Fonsiyonel Besinlerin Kanser Oluşumunu Engellemedeki Etkinliği
Oksidatif stresin artması büyük biyomoleküllere (proteinler, DNA ve lipidler gibi) zarar verir kanser riskini artırır. Oksidatif zedelenme değişik mekanizmalar ile tümör oluşumunda rol oynar. DNA zedelenmesine, onarılamazsa mutasyonlara, tek veya çift zincir kırıklarına, kromozom kırıkları ve kopan parçaların değişik yerlere yapışmalarına neden olur. Serbest radikallerin yarattığı oksidatif stresin önlenmesi ve etkisinin en aza indirilmesi için yeterli miktarda antioksidan tüketilmelidir. Fenol ve karotenoidler gibi çok çeşitli antioksidan bileşikler içeren sebze ve meyveler, hücreleri oksidatif stresten koruyarak kronik hastalık riskini azaltır.
Süper 3’lü Brokoli, Karnabahar, Lahana
Brokoli, karnabahar ve lahana gibi bitkisel besinlerin içerisinde bulunanan glukozinolatlar olan indol, izotiyosiyanat ve sulforafan gibi fitokimyasallar hücresel DNA zedelenmesini baskılayan veya bloke eden enzimleri tetikler, tümör büyüklüğünü ve östrojen benzeri hormonların etkinliğini azaltarak kanser riskini azalttığı yapılan araştırmalarda kanıtlanmıştır.
Antioksidan Kaynağı A, C, E vitaminleri
A vitamininde bulunan ‘Karotenoidler’ dediğimiz antioksidan maddeler vücutta oluşan ve dışardan alınan kanser yapıcı reaktif türleri etkisizleştirerek kanser oluşum riskini azaltır.
- En iyi kaynakları, havuç, balkabağı, kayısı, yeşil sebzeler, portakal, greyfurttur.
E vitamini antioksidan özelliği olan karsinojen maddelere karşı vücudumuzu koruyan bir vitamindir. Vücudunuzda oluşan serbest radikallere karşı savaşarak oksidasyonu önler ve kansere karşı vücudunuzu korur.
- Badem, fındık, ceviz, fıstık gibi kuru yemişlerin içinde, zeytinyağı, avokado gibi bitkisel yağ kaynaklarında ve kurubaklagil, tahıllarda bulunur.
C vitamini başta sigara olmak üzere vücudunuza giren karsinojen maddeleri etkisiz hale getirir. Çok güçlü bir antioksidan olan C vitaminin başlıca kaynakları, portakal, greyfurt, mandalina gibi turunçgiller, kızılcık, kuşburnu, çilek, yaban mersini, ahududu, böğürtlen gibi kırmızı mor meyveler, maydanoz, roka gibi yeşil yapraklı sebzeler, yeşil biber, incir, nar, kivide oldukça fazla bulunmaktadır.
Domates ile kansere savaş açın
Karotenoidlerden biri olan likopen domateste bulunan vitamin A benzeri bir bileşik olup meme kanseri riskini azaltmaktadır. Likopenin antikarsinojen etkiyi antioksidan özelliği ile yerine getirdiği düşünülmektedir.
Kurubaklagiller ve Tahılların Gücü
Buğday kepeği, pirinç, bakla, soya, yer fıstığı, arpa, yulaf ve mısırda bulunan fitatların, başlangıç aşamasındaki meme kanserini önlediği belirtilmektedir. Kadınlardaki östrojen metabolizmasını düzenleyen fitoöstrojenler kuru baklagiller, bezelye, barbunya, börülce ve soya fasulyesinde bol miktarda bulunmaktadır.

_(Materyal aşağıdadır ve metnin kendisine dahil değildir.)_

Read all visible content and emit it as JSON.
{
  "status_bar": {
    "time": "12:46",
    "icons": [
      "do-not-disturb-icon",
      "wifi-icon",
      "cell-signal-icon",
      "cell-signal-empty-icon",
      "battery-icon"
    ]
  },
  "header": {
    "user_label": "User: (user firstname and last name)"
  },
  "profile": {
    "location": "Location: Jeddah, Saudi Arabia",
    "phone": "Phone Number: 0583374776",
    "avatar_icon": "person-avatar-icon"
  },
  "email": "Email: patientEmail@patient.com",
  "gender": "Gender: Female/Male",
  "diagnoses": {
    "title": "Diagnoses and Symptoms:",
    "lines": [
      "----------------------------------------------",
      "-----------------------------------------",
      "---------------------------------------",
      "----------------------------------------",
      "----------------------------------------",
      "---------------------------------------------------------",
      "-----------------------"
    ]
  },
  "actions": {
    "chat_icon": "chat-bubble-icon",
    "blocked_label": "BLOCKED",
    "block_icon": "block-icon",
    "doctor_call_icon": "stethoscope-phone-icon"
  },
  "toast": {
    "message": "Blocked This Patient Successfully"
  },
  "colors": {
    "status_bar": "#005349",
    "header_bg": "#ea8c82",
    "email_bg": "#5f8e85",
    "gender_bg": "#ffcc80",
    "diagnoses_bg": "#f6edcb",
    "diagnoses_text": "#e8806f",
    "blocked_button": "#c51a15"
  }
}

Bütün bunların yanı sıra besinleri pişirme ve saklama koşulları da kanser oluşumuna zemin hazırlamaktadır. Besinlerin tütsülenmesi, ızgara üzerinde veya ateşe çok yakın pişirilmesi, tuzlanması, salamura ve turşu şeklinde saklanması sonucu bazı kanserojen maddelerin ortaya çıktığı belirtilmektedir. Ayrıca besinlerin aşırı derecede saflaştırılması, kanserden korunmada önemli bir etkiye sahip olan posanın kaybına; hatalı pişirilmesi ise, kanserden korunmada önemli etkisi olan vitaminlerin yok olmasına ve kanserojen maddelerin ortaya çıkmasına neden olmaktadır.